Savourer Third Law, c’est l’aborder d’un tenant et sans écarts, se soumettre à son influence macroscopique globale pour ne pas rater ses effets infra-millimétriques passant par un sound design incisif particulièrement avisé, respecter les parties rythmées jusqu’à leur estompement pour les compenser exactement par des accalmies à première vue peu inspirées, et pourtant si importantes à l’équilibre du disque. On retrouve cette dualité tout au long de l’écoute, partagée entre des montées en puissance épiques et des pseudo-soulagements vecteurs d’une tension palpable. Se faire brûler les alvéoles à chaque bouffée de voix surnaturelles, réminiscentes d’un The Haxan Cloak extraverti, se faire crucifier par chaque blast de fréquences extrêmes et y voir le salut ultime, sacrifier notre oreille interne à des séries de compressions/décompressions rythmiques complètement fumées donnant le vertige (cf. l’outrageusement bon Mass qui m’évoque de vivaces souvenirs, instant nostalgie, ou la symétrie fragile de In Flight), c’est un festival sonique poussant l’esprit dans ses retranchements que nous sert le britannique. Mais si vous encaissez les G sans trop broncher, méfiez-vous aussi des décélérations intermittentes faisant la part belle à des orchestrations ambivalentes et sauvages, en passe de devenir une marque déposée du compositeur. Tantôt réconfortantes et lacrymales, tantôt glaciales et violentes, les instrumentions s’agrémenteront dans ces pistes de textures bouillonnantes substituant notre isolation factice par des huis clos anxiogènes entre nous et le néant.
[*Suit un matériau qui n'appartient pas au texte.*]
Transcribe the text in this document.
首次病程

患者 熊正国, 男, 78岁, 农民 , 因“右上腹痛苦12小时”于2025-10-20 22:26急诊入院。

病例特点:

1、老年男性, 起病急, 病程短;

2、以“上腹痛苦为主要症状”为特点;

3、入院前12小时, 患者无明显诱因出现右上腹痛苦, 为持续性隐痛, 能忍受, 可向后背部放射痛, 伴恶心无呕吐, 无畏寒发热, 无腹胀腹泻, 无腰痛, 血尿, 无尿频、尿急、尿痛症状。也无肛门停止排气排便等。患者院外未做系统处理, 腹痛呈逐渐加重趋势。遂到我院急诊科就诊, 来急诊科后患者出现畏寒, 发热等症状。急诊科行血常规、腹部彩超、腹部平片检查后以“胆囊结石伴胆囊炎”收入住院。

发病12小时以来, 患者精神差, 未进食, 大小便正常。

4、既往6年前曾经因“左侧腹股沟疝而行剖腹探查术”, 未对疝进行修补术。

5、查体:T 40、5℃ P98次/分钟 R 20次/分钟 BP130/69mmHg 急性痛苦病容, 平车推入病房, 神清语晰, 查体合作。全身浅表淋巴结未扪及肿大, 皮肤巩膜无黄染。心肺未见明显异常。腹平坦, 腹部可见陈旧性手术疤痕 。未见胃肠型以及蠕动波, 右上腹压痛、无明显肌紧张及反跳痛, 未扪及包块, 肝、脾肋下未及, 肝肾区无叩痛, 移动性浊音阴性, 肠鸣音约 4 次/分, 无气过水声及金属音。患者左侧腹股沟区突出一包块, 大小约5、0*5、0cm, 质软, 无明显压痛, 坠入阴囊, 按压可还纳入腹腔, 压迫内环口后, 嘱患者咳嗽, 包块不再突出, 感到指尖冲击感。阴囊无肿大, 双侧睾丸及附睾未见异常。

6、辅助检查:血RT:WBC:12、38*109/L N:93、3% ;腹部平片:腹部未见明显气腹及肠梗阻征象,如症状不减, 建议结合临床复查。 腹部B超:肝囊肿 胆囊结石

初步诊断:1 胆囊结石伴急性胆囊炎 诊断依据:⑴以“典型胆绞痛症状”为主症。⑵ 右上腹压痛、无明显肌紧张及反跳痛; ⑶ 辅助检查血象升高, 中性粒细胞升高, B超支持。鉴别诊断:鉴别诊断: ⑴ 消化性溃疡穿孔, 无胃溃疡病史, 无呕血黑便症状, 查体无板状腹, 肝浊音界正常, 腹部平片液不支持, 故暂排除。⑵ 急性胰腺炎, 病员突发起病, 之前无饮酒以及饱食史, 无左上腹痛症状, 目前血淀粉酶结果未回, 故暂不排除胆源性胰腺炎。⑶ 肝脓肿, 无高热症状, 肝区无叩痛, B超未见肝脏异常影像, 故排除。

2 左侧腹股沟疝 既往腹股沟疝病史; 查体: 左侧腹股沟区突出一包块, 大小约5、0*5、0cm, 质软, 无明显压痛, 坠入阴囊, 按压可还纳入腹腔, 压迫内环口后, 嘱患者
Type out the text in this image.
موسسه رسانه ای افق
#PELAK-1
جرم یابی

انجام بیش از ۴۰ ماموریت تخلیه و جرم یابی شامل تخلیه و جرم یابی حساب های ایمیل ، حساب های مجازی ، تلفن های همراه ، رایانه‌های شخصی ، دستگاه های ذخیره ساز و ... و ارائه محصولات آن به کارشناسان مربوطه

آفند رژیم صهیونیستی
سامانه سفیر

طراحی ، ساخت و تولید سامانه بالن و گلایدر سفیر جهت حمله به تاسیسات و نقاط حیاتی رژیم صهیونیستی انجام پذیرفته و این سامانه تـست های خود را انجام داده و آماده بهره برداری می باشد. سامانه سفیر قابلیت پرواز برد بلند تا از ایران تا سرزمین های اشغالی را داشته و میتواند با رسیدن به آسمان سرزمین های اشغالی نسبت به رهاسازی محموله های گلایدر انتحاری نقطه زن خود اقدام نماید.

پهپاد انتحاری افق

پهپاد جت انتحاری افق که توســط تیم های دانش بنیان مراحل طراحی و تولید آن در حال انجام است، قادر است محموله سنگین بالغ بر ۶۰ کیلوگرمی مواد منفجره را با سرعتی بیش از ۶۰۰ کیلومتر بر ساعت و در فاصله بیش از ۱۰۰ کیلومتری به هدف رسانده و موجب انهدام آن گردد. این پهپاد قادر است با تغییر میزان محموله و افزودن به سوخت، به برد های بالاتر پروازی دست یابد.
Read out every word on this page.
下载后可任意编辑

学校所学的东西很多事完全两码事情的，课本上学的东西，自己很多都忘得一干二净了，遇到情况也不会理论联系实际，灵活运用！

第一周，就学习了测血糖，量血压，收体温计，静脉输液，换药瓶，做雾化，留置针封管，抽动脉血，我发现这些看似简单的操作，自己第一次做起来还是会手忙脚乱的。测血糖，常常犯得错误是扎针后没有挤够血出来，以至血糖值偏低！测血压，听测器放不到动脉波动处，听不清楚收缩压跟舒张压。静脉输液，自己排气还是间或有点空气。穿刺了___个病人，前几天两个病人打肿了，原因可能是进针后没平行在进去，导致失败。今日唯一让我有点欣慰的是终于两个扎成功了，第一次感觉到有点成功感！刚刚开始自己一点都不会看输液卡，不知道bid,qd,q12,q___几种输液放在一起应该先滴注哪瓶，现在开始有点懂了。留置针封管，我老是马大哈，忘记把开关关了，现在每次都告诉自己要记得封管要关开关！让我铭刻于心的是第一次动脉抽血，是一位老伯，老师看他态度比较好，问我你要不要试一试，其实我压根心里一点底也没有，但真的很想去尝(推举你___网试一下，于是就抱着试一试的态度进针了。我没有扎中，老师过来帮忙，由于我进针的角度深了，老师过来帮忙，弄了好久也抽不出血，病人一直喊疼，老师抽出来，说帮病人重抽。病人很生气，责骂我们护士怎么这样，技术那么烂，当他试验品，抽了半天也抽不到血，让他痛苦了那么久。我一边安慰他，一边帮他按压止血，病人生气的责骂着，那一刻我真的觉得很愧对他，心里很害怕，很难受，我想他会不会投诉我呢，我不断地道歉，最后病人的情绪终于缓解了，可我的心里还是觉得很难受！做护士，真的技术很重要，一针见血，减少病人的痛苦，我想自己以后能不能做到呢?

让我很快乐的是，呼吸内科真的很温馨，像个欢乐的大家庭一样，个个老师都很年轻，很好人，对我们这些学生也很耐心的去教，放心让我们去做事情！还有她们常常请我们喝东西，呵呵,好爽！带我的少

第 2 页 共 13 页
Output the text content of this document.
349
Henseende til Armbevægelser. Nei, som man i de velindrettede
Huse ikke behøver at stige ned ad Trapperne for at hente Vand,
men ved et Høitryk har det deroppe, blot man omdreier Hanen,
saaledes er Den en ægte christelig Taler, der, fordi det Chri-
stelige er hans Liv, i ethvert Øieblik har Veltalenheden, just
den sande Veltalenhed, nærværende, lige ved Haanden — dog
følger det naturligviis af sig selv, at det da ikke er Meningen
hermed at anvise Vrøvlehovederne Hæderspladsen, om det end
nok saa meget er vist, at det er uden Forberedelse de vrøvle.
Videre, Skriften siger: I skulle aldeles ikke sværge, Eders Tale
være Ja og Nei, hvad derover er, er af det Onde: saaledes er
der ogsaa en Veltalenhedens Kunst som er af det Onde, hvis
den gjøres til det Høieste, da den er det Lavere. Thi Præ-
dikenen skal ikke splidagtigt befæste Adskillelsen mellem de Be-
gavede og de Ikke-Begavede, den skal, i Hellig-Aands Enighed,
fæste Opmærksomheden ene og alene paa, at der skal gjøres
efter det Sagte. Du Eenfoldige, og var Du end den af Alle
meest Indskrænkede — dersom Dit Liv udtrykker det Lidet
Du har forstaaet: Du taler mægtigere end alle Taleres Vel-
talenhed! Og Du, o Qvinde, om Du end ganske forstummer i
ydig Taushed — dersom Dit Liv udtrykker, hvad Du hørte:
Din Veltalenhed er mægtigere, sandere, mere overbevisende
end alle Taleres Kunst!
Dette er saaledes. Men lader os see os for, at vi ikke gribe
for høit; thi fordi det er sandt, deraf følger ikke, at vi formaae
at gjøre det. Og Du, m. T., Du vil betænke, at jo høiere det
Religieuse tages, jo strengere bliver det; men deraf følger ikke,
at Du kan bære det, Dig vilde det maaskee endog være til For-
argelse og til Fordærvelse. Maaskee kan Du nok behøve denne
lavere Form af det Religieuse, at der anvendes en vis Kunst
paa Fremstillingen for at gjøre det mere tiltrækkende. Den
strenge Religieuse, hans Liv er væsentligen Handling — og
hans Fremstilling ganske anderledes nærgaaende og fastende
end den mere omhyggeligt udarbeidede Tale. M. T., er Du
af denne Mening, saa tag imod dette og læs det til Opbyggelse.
Je soupçonne même un appel anonyme à la contrebasse bestiale de Yair Elazar Glotman dans Blind Blackening, supplantant momentanément des sons quasi-exclusivement synthétiques (et ça, c’est positivable).
Après la lente angoisse d’un Departure Stage aux influences mélodiques et percussives plus qu’Aftertime-iennes, on échoue à genoux dans un épilogue aux airs d’ouverture à tous les possibles, même celui où les dernières minutes d’un album se transforment en un faux plagiat du thème de Rencontres du Troisième Type et plongent les auditeurs dans la confusion (je suis confus, comme type). Malgré cette seule anicroche à dénoter, on ne peut s’empêcher de penser que Roly Porter prépare déjà sa prochaine arme de destruction massive à la portée et l’ambition encore plus étendues que Third Law. Mais avant de saliver sur ce qu’il sera encore capable de nous offrir, mettez en boucle sa dernière création, car elle trustera certainement vos platines pendant un certain temps. Et pour ne rien gâcher, cette sortie sévèrement burnée est d’autant plus appréciée qu’elle est ré-écoutée.
Alors, ambition ou prétention ? Grandeur ou grandiloquence ? Profusion ou démesure ? Certainement un peu de chaque, vous répondrai-je, car il faut être un peu mégalomaniaque pour oser publier ce genre d’album, mais encore plus talentueux pour le rendre excellent et indispensable.
Allez tout de suite acheter cet album. Là. CD, double vinyle, je m’en fous. Mais tout de suite.